10 augustus, 2009

Meer naar aanleiding van soefi-anarchisme

Een tekst naar aanleiding van een boek dat iemand mij aanraadt in verband met soefi-anarchisme - een recensie uit het verdwijnputje van het internet gehaald:
ent cinquante ans après son apparition, on mesure mal la radicalité et l’ampleur d’un projet anarchiste doublement dénié dans ce qu’il peut. Du côté des dominants, par une historiographie officielle malveillante et obtuse, soucieuse, dans sa vague inquiétude, de le réduire à un folklore marginal, immature et criminel. Mais du côté des dominés également, par le triomphe passé d’un projet communiste et marxiste suffisamment lié au pouvoir des « partis » et des États (dans l’ex URSS et ailleurs) pour attirer à lui quelque temps la foule empressée des intellectuels, des apparatchiks et autres gestionnaires amoureux du pouvoir ; avant que de vieilles et nouvelles divinités - le libéralisme, la sociologie, la religion, la presse, la politique, l’expertise pontifiante et lucrative - ne leur offrent les servitudes auxquelles ils aspirent.

Placés sur le terrain de la philosophie et de l’histoire, les Trois essais de philosophie anarchiste veulent contribuer à cette réévaluation contemporaine d’un projet longtemps méprisé. Par son objet et les domaines qu’il explore (la tradition arabo-persane, la pensée d’Hannah Arendt, les révolutions européennes du XIXe siècle…), ce livre n’est pas d’une lecture facile. Mais ceux et celles qui refusent l’ordre du monde et qui agissent pour une vie radicalement différente, - quels que soient les raisons, les domaines et les méthodes de leur action -, auraient tort cependant de se détourner de ce type de textes. Toutes les luttes émancipatrices, aussi différentes et singulières qu’elles puissent être, ont besoin les unes des autres pour promouvoir ce dont chacune est porteuse, sans hiérarchie ni prééminence de l’une ou de l’autre, sur le terrain de la dispute et de la réflexion philosophiques et théoriques comme sur celui de la révolte immédiate la plus instantanée, là où chaque lutte a la possibilité de se reconnaître aussitôt dans les autres, alors même qu’elle en diffère davantage. L’action révolutionnaire, parce qu’elle embrasse la totalité de ce qui est, ne craint pas d’impliquer dans son mouvement tous les domaines de la vie, - l’amour, le travail, l’art, les mathématiques, l’histoire, la philosophie, mais aussi la réflexion la plus érudite et apparemment la plus arbitraire. Sauf à laisser aux charlatans et autres Lénines post-modernes, le soin de les enchaîner de nouveau à leurs simplifications abusives, de les soumettre à une représentation théorique d’autant plus despotique qu’elle est simpliste.
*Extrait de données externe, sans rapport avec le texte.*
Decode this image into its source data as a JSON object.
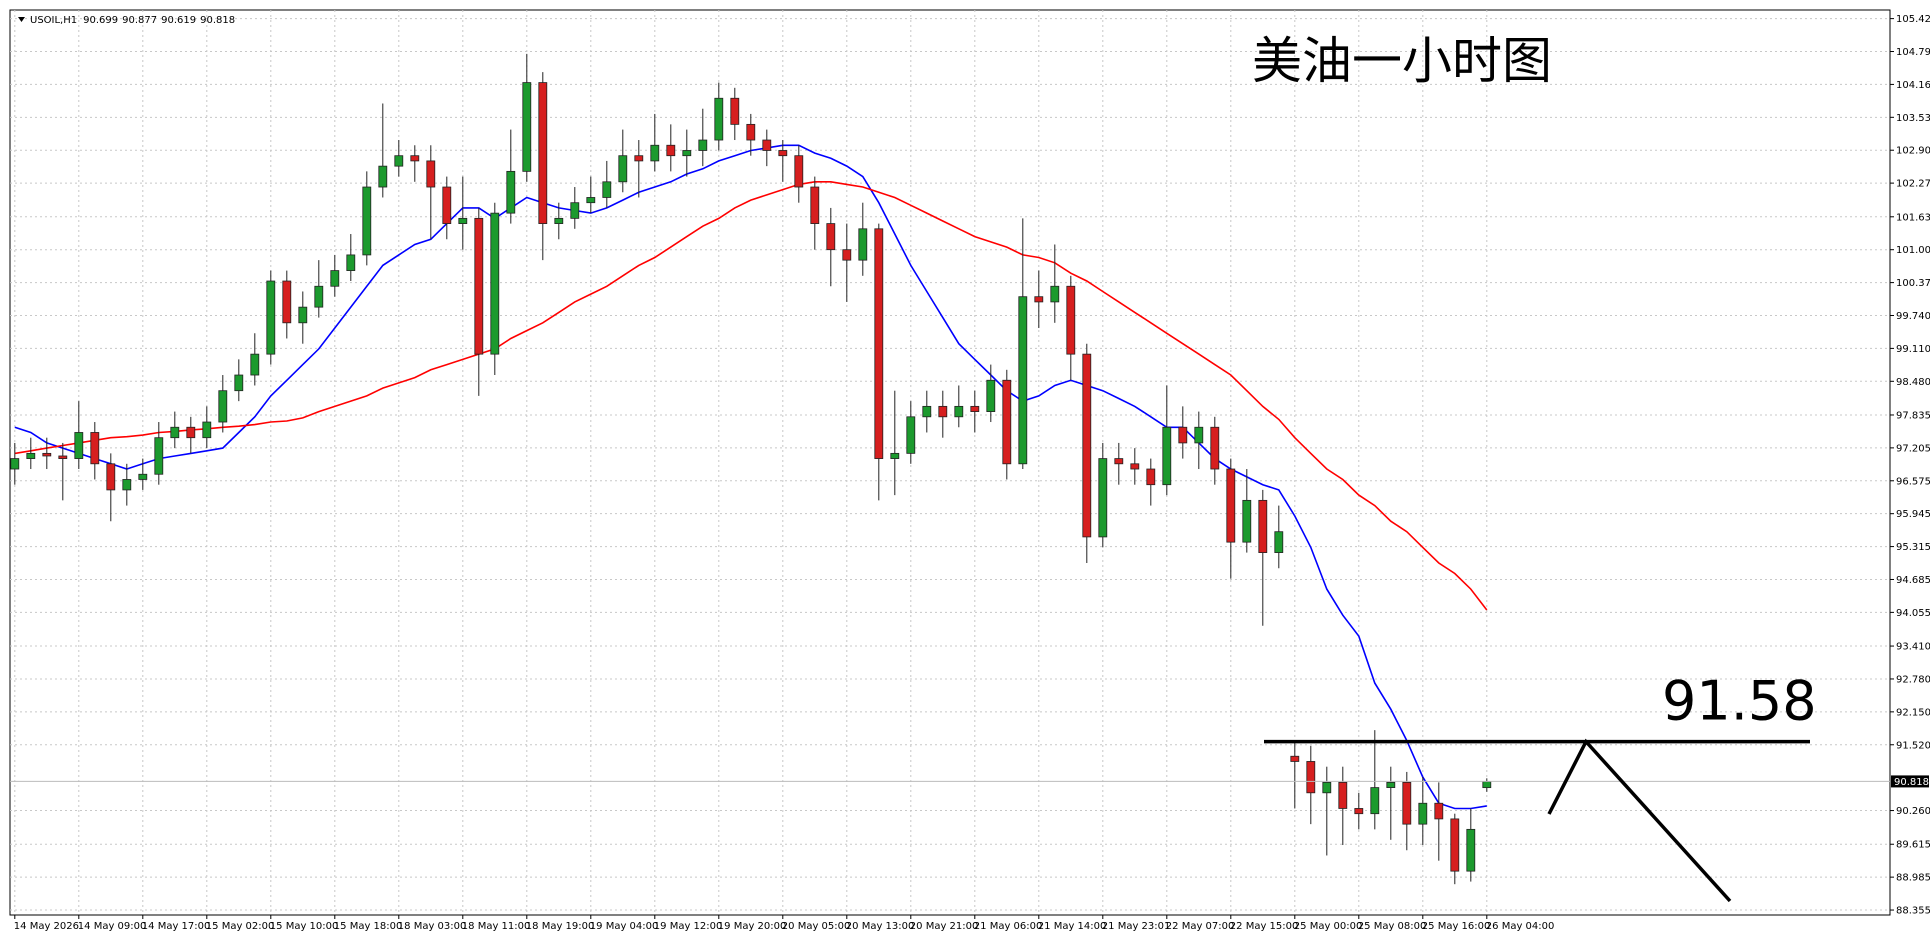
{
  "chart_data": {
    "type": "candlestick",
    "symbol": "USOIL,H1",
    "title": "美油一小时图",
    "level": 91.58,
    "up_color": "#1c9a2e",
    "down_color": "#d61f1f",
    "grid": true,
    "ylim": [
      88.26,
      105.59
    ],
    "yticks": [
      105.425,
      104.795,
      104.165,
      103.535,
      102.905,
      102.275,
      {
        "value": 101.63,
        "label": "101.630"
      },
      {
        "value": 101.0,
        "label": "101.000"
      },
      {
        "value": 100.37,
        "label": "100.370"
      },
      {
        "value": 99.74,
        "label": "99.740"
      },
      {
        "value": 99.11,
        "label": "99.110"
      },
      {
        "value": 98.48,
        "label": "98.480"
      },
      97.835,
      97.205,
      96.575,
      95.945,
      95.315,
      94.685,
      94.055,
      {
        "value": 93.41,
        "label": "93.410"
      },
      {
        "value": 92.78,
        "label": "92.780"
      },
      {
        "value": 92.15,
        "label": "92.150"
      },
      {
        "value": 91.52,
        "label": "91.520"
      },
      {
        "value": 90.26,
        "label": "90.260"
      },
      89.615,
      88.985,
      88.355
    ],
    "categories": [
      "14 May 2026",
      null,
      null,
      null,
      "14 May 09:00",
      null,
      null,
      null,
      "14 May 17:00",
      null,
      null,
      null,
      "15 May 02:00",
      null,
      null,
      null,
      "15 May 10:00",
      null,
      null,
      null,
      "15 May 18:00",
      null,
      null,
      null,
      "18 May 03:00",
      null,
      null,
      null,
      "18 May 11:00",
      null,
      null,
      null,
      "18 May 19:00",
      null,
      null,
      null,
      "19 May 04:00",
      null,
      null,
      null,
      "19 May 12:00",
      null,
      null,
      null,
      "19 May 20:00",
      null,
      null,
      null,
      "20 May 05:00",
      null,
      null,
      null,
      "20 May 13:00",
      null,
      null,
      null,
      "20 May 21:00",
      null,
      null,
      null,
      "21 May 06:00",
      null,
      null,
      null,
      "21 May 14:00",
      null,
      null,
      null,
      "21 May 23:01",
      null,
      null,
      null,
      "22 May 07:00",
      null,
      null,
      null,
      "22 May 15:00",
      null,
      null,
      null,
      "25 May 00:00",
      null,
      null,
      null,
      "25 May 08:00",
      null,
      null,
      null,
      "25 May 16:00",
      null,
      null,
      null,
      "26 May 04:00"
    ],
    "candles": {
      "open": [
        96.8,
        97.0,
        97.1,
        97.05,
        97.0,
        97.5,
        96.9,
        96.4,
        96.6,
        96.7,
        97.4,
        97.6,
        97.4,
        97.7,
        98.3,
        98.6,
        99.0,
        100.4,
        99.6,
        99.9,
        100.3,
        100.6,
        100.9,
        102.2,
        102.6,
        102.8,
        102.7,
        102.2,
        101.5,
        101.6,
        99.0,
        101.7,
        102.5,
        104.2,
        101.5,
        101.6,
        101.9,
        102.0,
        102.3,
        102.8,
        102.7,
        103.0,
        102.8,
        102.9,
        103.1,
        103.9,
        103.4,
        103.1,
        102.9,
        102.8,
        102.2,
        101.5,
        101.0,
        100.8,
        101.4,
        97.0,
        97.1,
        97.8,
        98.0,
        97.8,
        98.0,
        97.9,
        98.5,
        96.9,
        100.1,
        100.0,
        100.3,
        99.0,
        95.5,
        97.0,
        96.9,
        96.8,
        96.5,
        97.6,
        97.3,
        97.6,
        96.8,
        95.4,
        96.2,
        95.2,
        91.3,
        91.2,
        90.6,
        90.8,
        90.3,
        90.2,
        90.7,
        90.8,
        90.0,
        90.4,
        90.1,
        89.1,
        90.699
      ],
      "high": [
        97.3,
        97.4,
        97.4,
        97.3,
        98.1,
        97.7,
        97.1,
        96.9,
        97.0,
        97.7,
        97.9,
        97.8,
        98.0,
        98.6,
        98.9,
        99.4,
        100.6,
        100.6,
        100.2,
        100.8,
        100.9,
        101.3,
        102.5,
        103.8,
        103.1,
        103.0,
        103.0,
        102.4,
        102.4,
        101.8,
        101.9,
        103.3,
        104.75,
        104.4,
        101.9,
        102.2,
        102.4,
        102.7,
        103.3,
        103.1,
        103.6,
        103.4,
        103.3,
        103.7,
        104.2,
        104.1,
        103.6,
        103.3,
        103.1,
        103.0,
        102.4,
        101.8,
        101.5,
        101.9,
        101.5,
        98.3,
        98.1,
        98.3,
        98.3,
        98.4,
        98.3,
        98.8,
        98.7,
        101.6,
        100.6,
        101.1,
        100.5,
        99.2,
        97.3,
        97.3,
        97.2,
        97.0,
        98.4,
        98.0,
        97.9,
        97.8,
        97.0,
        96.8,
        96.4,
        96.1,
        91.6,
        91.5,
        91.1,
        91.1,
        90.6,
        91.8,
        91.1,
        91.0,
        90.9,
        90.8,
        90.2,
        90.3,
        90.877
      ],
      "low": [
        96.5,
        96.8,
        96.8,
        96.2,
        96.8,
        96.6,
        95.8,
        96.1,
        96.4,
        96.5,
        97.2,
        97.1,
        97.2,
        97.5,
        98.1,
        98.4,
        98.8,
        99.3,
        99.2,
        99.7,
        100.1,
        100.4,
        100.7,
        102.0,
        102.4,
        102.3,
        101.2,
        101.2,
        101.0,
        98.2,
        98.6,
        101.5,
        102.3,
        100.8,
        101.2,
        101.4,
        101.7,
        101.8,
        102.1,
        102.0,
        102.5,
        102.5,
        102.4,
        102.6,
        102.9,
        103.1,
        102.8,
        102.6,
        102.3,
        101.9,
        101.0,
        100.3,
        100.0,
        100.5,
        96.2,
        96.3,
        96.9,
        97.5,
        97.4,
        97.6,
        97.5,
        97.7,
        96.6,
        96.8,
        99.5,
        99.6,
        98.5,
        95.0,
        95.3,
        96.5,
        96.5,
        96.1,
        96.3,
        97.0,
        96.8,
        96.5,
        94.7,
        95.2,
        93.8,
        94.9,
        90.3,
        90.0,
        89.4,
        89.6,
        89.9,
        89.9,
        89.7,
        89.5,
        89.6,
        89.3,
        88.85,
        88.9,
        90.619
      ],
      "close": [
        97.0,
        97.1,
        97.05,
        97.0,
        97.5,
        96.9,
        96.4,
        96.6,
        96.7,
        97.4,
        97.6,
        97.4,
        97.7,
        98.3,
        98.6,
        99.0,
        100.4,
        99.6,
        99.9,
        100.3,
        100.6,
        100.9,
        102.2,
        102.6,
        102.8,
        102.7,
        102.2,
        101.5,
        101.6,
        99.0,
        101.7,
        102.5,
        104.2,
        101.5,
        101.6,
        101.9,
        102.0,
        102.3,
        102.8,
        102.7,
        103.0,
        102.8,
        102.9,
        103.1,
        103.9,
        103.4,
        103.1,
        102.9,
        102.8,
        102.2,
        101.5,
        101.0,
        100.8,
        101.4,
        97.0,
        97.1,
        97.8,
        98.0,
        97.8,
        98.0,
        97.9,
        98.5,
        96.9,
        100.1,
        100.0,
        100.3,
        99.0,
        95.5,
        97.0,
        96.9,
        96.8,
        96.5,
        97.6,
        97.3,
        97.6,
        96.8,
        95.4,
        96.2,
        95.2,
        95.6,
        91.2,
        90.6,
        90.8,
        90.3,
        90.2,
        90.7,
        90.8,
        90.0,
        90.4,
        90.1,
        89.1,
        89.9,
        90.818
      ]
    },
    "moving_averages": [
      {
        "color": "#0000ff",
        "values": [
          97.6,
          97.5,
          97.3,
          97.2,
          97.1,
          97.0,
          96.9,
          96.8,
          96.9,
          97.0,
          97.05,
          97.1,
          97.15,
          97.2,
          97.5,
          97.8,
          98.2,
          98.5,
          98.8,
          99.1,
          99.5,
          99.9,
          100.3,
          100.7,
          100.9,
          101.1,
          101.2,
          101.5,
          101.8,
          101.8,
          101.6,
          101.8,
          102.0,
          101.9,
          101.8,
          101.75,
          101.7,
          101.8,
          101.95,
          102.1,
          102.2,
          102.3,
          102.45,
          102.55,
          102.7,
          102.8,
          102.9,
          102.95,
          103.0,
          103.0,
          102.85,
          102.75,
          102.6,
          102.4,
          101.9,
          101.3,
          100.7,
          100.2,
          99.7,
          99.2,
          98.9,
          98.6,
          98.3,
          98.1,
          98.2,
          98.4,
          98.5,
          98.4,
          98.3,
          98.15,
          98.0,
          97.8,
          97.6,
          97.6,
          97.3,
          97.0,
          96.8,
          96.65,
          96.5,
          96.4,
          95.9,
          95.3,
          94.5,
          94.0,
          93.6,
          92.7,
          92.2,
          91.6,
          90.9,
          90.4,
          90.3,
          90.3,
          90.35
        ]
      },
      {
        "color": "#ff0000",
        "values": [
          97.1,
          97.15,
          97.2,
          97.25,
          97.3,
          97.35,
          97.4,
          97.42,
          97.45,
          97.5,
          97.52,
          97.55,
          97.57,
          97.6,
          97.62,
          97.65,
          97.7,
          97.72,
          97.78,
          97.9,
          98.0,
          98.1,
          98.2,
          98.35,
          98.45,
          98.55,
          98.7,
          98.8,
          98.9,
          99.0,
          99.1,
          99.3,
          99.45,
          99.6,
          99.8,
          100.0,
          100.15,
          100.3,
          100.5,
          100.7,
          100.85,
          101.05,
          101.25,
          101.45,
          101.6,
          101.8,
          101.95,
          102.05,
          102.15,
          102.25,
          102.3,
          102.3,
          102.25,
          102.2,
          102.1,
          102.0,
          101.85,
          101.7,
          101.55,
          101.4,
          101.25,
          101.15,
          101.05,
          100.9,
          100.85,
          100.75,
          100.55,
          100.4,
          100.2,
          100.0,
          99.8,
          99.6,
          99.4,
          99.2,
          99.0,
          98.8,
          98.6,
          98.3,
          98.0,
          97.75,
          97.4,
          97.1,
          96.8,
          96.6,
          96.3,
          96.1,
          95.8,
          95.6,
          95.3,
          95.0,
          94.8,
          94.5,
          94.1
        ]
      }
    ]
  }
}
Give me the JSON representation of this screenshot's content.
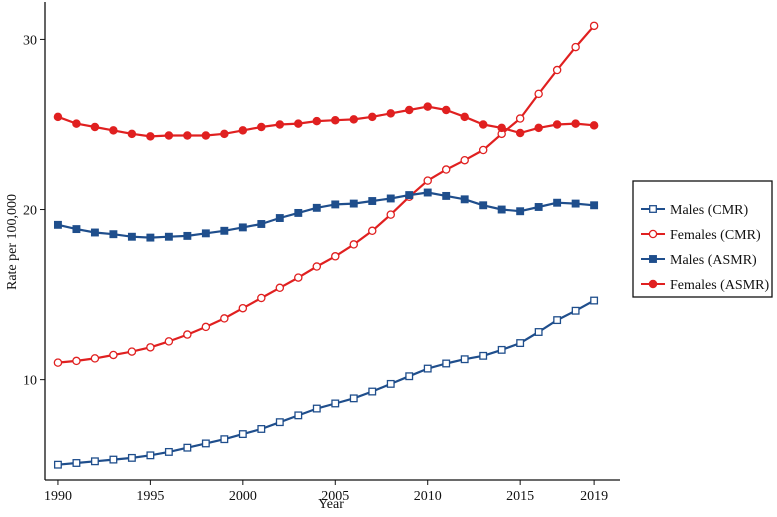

Face aux mises en ordre du temps et de la signification de toute chose, prétendant dire et contrôler la totalité de ce qui est, face à la fluidité apparente de la marchandise, l’harmonie des mises en formes sociales, des spectacles et des défilés, les raisonnements sans faille du marché et du discours public, les Trois essais de philosophie anarchiste montrent au contraire comment l’ordre social, dans son soucis totalitaire et minutieux de tout contrôler, de tout soumettre à la logique et à la dictature du profit, du pouvoir et de leurs exigences, peine, aujourd’hui comme hier, à ordonner l’infinité des possibles dont le réel est porteur, à refouler et à contenir ce qu’il n’ordonne pas, à échapper aux mille défaillances qui, dans le plus petit détail de ses mises en formes chaotiques, le traversent et l’arrêtent de brèches innombrables, le menacent sans cesse d’une infinité d’autres possibles. Face aux sirènes non moins totalitaires de projet prétendument émancipateurs, fondés sur une marche impérieuse de l’histoire, - ce « grand cortège triomphal qui passe au dessus de ceux qui jonchent le sol » dont parle Walter Benjamin, les Trois essais de philosophie anarchiste contribuent à affirmer la discontinuité, la multiplicité, la subjectivité et l’imprévisibilité absolues du devenir des êtres, là où chaque entité, - vous, moi, nous et les autres, humains et non humains -, peuvent affirmer leur singularité et leur autonomie absolues, et créer ainsi les conditions d’une véritable émancipation.

altercol

D. Colson, Trois essais de philosophie anarchiste, Islam, Histoire, Monadologie, éditions Léo Scheer, 2004.